Koronawirus – spada liczba transakcji na rynku nieruchomości, ale rozważających zakup mieszkania nie brakuje
Rynek inwestycji w nieruchomości jest rynkiem o perspektywie długoterminowej, więc po tygodniu czy dwóch zamieszania wywołanego koronawirusem trudno jednoznacznie ocenić, jakie będą tego skutki. Zależy to od tego, jak długo potrwa okres niepewności, zawieszenia.
Z wypowiedzi np. dowódców armii amerykańskiej wynika, że do normalności wrócimy już w lipcu. Z kolei z wypowiedzi przedstawicieli naszego rządu wynika, że będzie to jeszcze szybciej.
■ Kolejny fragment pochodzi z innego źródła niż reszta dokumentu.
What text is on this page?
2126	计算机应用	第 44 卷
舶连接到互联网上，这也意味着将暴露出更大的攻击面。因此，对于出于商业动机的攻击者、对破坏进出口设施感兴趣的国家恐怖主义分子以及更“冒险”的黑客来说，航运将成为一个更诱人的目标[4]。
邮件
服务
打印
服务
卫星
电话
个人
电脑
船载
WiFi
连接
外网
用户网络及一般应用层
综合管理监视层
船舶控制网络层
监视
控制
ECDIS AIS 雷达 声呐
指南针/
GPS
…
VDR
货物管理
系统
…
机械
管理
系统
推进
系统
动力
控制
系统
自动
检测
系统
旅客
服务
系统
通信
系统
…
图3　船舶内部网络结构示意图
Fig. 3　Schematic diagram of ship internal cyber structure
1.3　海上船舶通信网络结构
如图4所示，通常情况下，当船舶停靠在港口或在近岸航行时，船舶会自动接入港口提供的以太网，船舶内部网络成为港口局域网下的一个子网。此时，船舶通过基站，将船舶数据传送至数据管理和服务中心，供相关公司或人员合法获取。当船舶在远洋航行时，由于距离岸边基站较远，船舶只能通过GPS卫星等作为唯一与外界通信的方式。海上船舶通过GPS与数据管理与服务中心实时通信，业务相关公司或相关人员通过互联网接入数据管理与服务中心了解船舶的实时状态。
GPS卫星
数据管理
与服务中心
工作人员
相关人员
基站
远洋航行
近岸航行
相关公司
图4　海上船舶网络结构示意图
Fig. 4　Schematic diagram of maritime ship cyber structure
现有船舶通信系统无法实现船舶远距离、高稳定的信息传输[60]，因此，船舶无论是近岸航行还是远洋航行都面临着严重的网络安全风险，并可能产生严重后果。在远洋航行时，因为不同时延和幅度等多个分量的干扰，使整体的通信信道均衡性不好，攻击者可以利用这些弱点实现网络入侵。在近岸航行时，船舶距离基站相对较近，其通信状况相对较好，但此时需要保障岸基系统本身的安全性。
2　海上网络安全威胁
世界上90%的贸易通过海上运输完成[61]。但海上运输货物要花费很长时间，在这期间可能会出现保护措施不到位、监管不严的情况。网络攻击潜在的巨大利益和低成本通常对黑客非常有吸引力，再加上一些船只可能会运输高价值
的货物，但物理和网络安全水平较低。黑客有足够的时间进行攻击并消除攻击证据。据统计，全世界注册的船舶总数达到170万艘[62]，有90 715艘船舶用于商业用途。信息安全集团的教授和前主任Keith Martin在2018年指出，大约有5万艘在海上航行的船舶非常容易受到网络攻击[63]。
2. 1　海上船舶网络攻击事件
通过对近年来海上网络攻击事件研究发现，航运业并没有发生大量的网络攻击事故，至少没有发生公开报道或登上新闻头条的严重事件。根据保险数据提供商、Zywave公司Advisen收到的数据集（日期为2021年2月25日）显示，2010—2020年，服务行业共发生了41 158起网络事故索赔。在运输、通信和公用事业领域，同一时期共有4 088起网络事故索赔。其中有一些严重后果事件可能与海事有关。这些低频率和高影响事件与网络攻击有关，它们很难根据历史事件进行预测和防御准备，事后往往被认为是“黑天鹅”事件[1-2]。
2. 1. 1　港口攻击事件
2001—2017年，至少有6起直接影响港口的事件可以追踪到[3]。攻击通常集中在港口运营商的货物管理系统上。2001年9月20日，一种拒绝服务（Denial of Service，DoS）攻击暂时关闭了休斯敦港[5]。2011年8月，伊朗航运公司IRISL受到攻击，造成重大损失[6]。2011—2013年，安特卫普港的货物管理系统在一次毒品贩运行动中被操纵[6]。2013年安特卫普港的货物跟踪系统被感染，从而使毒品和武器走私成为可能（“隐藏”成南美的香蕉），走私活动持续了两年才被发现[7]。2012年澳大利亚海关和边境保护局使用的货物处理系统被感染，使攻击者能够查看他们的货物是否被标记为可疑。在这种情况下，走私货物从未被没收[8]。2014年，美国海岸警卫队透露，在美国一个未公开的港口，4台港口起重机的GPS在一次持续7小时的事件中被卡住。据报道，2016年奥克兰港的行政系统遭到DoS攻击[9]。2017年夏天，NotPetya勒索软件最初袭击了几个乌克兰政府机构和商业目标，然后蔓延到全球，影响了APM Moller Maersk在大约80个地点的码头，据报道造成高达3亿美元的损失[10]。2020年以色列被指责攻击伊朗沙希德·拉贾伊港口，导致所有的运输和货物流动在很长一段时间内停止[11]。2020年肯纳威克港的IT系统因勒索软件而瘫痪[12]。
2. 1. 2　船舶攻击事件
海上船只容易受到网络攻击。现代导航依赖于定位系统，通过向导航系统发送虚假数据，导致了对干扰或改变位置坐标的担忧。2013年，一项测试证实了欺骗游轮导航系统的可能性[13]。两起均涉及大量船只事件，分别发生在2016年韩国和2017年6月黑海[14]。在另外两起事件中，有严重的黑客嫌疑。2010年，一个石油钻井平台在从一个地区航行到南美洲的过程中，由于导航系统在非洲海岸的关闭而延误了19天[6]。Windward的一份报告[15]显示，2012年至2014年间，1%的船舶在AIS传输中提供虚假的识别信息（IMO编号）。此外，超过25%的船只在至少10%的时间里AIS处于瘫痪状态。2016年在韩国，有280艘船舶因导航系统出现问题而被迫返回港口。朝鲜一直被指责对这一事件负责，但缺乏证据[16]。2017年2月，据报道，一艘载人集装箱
Ale na razie nie dzielmy skóry na niedźwiedziu.
Szybkich zmian nie będzie
Jak wspomniałem, rynek inwestycji mieszkaniowych to rynek o perspektywie długoterminowej. Nabywanie mieszkań, to nie jest kwestia decyzji z dziś na jutro, zakup mieszkania, wybór, załatwienie formalności to jest okres nawet do 6 miesięcy, jak pokazuje praktyka. Więc na szybkie reakcje, na szybkie zmiany zachowań na tym rynku raczej bym nie liczył.
Oczywiście dużo zależy od tego, co się wydarzy na rynku podaży nieruchomości, zwłaszcza na rynku pierwotnym. A to będzie zależało od tego, czy pracownicy na placach budów dopiszą, czy nie będą podlegali kwarantannie, z takich czy innych względów i czy mieszkania będą mogły być finalizowane.
A pamiętajmy, że rok 2019 zakończył się rekordową liczbą ukończonych mieszkań, to 207 tys. domów i mieszkań oddanych do użytkowania. Podobne były perspektywy na rok 2020.
Pierwsze dwa miesiące tego roku, czyli bardzo brak zimy spowodował, że prace zostały bardzo zaawansowane. Stąd po raz kolejny pytanie: jak długo potrwa ta nienaturalna sytuacja?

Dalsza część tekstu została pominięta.